Lessons learned from accelerated product launches
An industry adage asserts that you only have one chance to launch successfully. With the competitive landscape always in flux, biopharma brands already face serious challenges to the task. Then there’s the prospect of an accelerated launch when a one-year launch date gets cut in half. You are left with the twin realities: you can get to market and start earning sooner, but you don’t really have time to do it in the most judicious way. Here are some lessons learned that help mitigate some of the risks.
Assess the stakes
First, organize the challenges with an eye toward deriving a formula of sorts:
• Have you arrived at a strategy that will differentiate and create maximum impact?
• Is your reimbursement path clear to take off?
• Do you have your HUB services ready to support the brand?
• Are your personal and non-personal selling assets in place?
Depending on the answers to these questions, you must conduct scenario planning that assigns values to each piece of the puzzle. For example, ensuring that your brand is reimbursable and well-placed on formularies is a 10 out of 10 priority, as this will significantly blunt any promotional campaign’s effect. Meanwhile, having personal selling assets onboard and ready rates, say, a 6 out of 10, because you can have a “soft” launch and arm the field with the package insert and trial data to plug the gap for a few months and then officially launch with the full suite of launch promotional assets.
Take command of your opportunity
Rather than letting the FDA’s uncertain actions rule the day, take back control by setting your own timetable. Even with an early approval, perhaps it isn’t the right time to bring your asset to market. If the nod comes at year’s end, the target community may be too busy celebrating holidays to be captivated by a launch. Or the market landscape could determine timing. Giving a competitor even a few months out in front may delay your ability to catch up, or worse, disallow your brand to catch up at all.
Examine your special circumstance
If your brand is a first-in-class entity—versus a new entrant in an existing class—the stakes for early market uptake are much higher. Your market-shaping campaign may have to play out for longer than expected to clarify the unmet need to which your brand is the best answer. Of course, you could always elect to run both a market-shaping and branded campaign simultaneously.

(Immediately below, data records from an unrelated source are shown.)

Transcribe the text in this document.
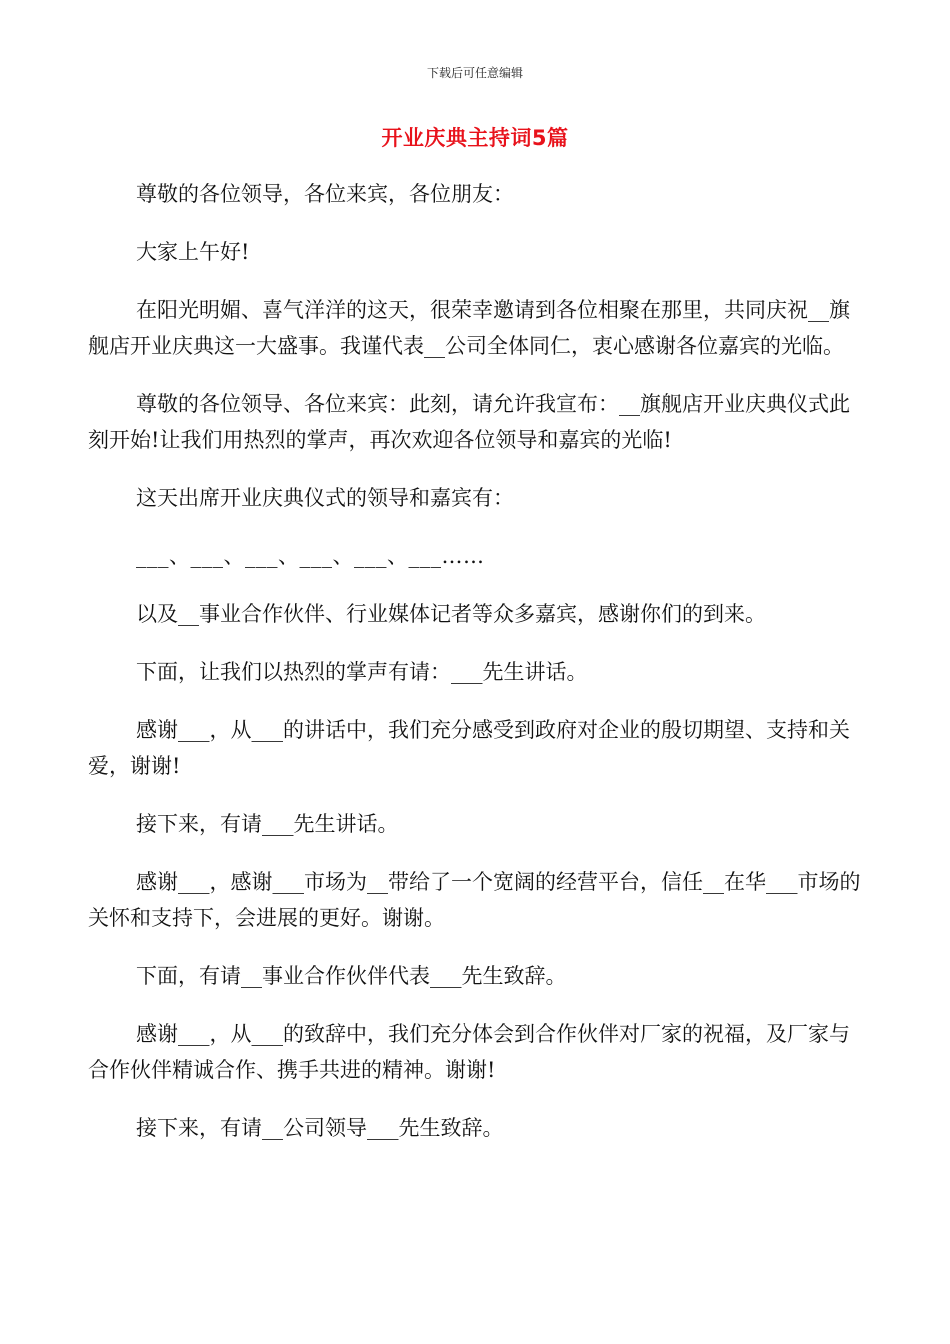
下载后可任意编辑
开业庆典主持词5篇

尊敬的各位领导，各位来宾，各位朋友：

大家上午好!

在阳光明媚、喜气洋洋的这天，很荣幸邀请到各位相聚在那里，共同庆祝__旗舰店开业庆典这一大盛事。我谨代表__公司全体同仁，衷心感谢各位嘉宾的光临。

尊敬的各位领导、各位来宾：此刻，请允许我宣布：__旗舰店开业庆典仪式此刻开始!让我们用热烈的掌声，再次欢迎各位领导和嘉宾的光临!

这天出席开业庆典仪式的领导和嘉宾有：

___、___、___、___、___、___……

以及__事业合作伙伴、行业媒体记者等众多嘉宾，感谢你们的到来。

下面，让我们以热烈的掌声有请：___先生讲话。

感谢___，从___的讲话中，我们充分感受到政府对企业的殷切期望、支持和关爱，谢谢!

接下来，有请___先生讲话。

感谢___，感谢___市场为__带给了一个宽阔的经营平台，信任__在华___市场的关怀和支持下，会进展的更好。谢谢。

下面，有请__事业合作伙伴代表___先生致辞。

感谢___，从___的致辞中，我们充分体会到合作伙伴对厂家的祝福，及厂家与合作伙伴精诚合作、携手共进的精神。谢谢!

接下来，有请__公司领导___先生致辞。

If you are neck-and-neck with another breakthrough brand in your class, getting to market sooner will help you to better control the conversation. One other factor to consider presumes that your brand received an early approval because it is a life-saving therapy. In this case, the market will come to you as you reach out to engage. A market need already exists. The goodwill of releasing such a therapy—even if the timing isn’t perfect—will earn your brand a special esteem.
The immediate temptation to launch early on the FDA’s timetable is naturally driven by the extra earnings potential of getting into the market as soon as possible. If, on the other hand, you wait and launch when you are more prepared to do it right, your return on investment might out-perform the income that a rushed launch affords you. In this case, circumstances may compel you to conduct a re-launch, which is not only expensive, but also potentially confusing to your customers.
Fortunately, you can rest assured that you are not the only brand that has ever faced an early launch. The industry is replete with examples of good and bad early launches so you can benchmark against them to inform your own actions. Choose wisely.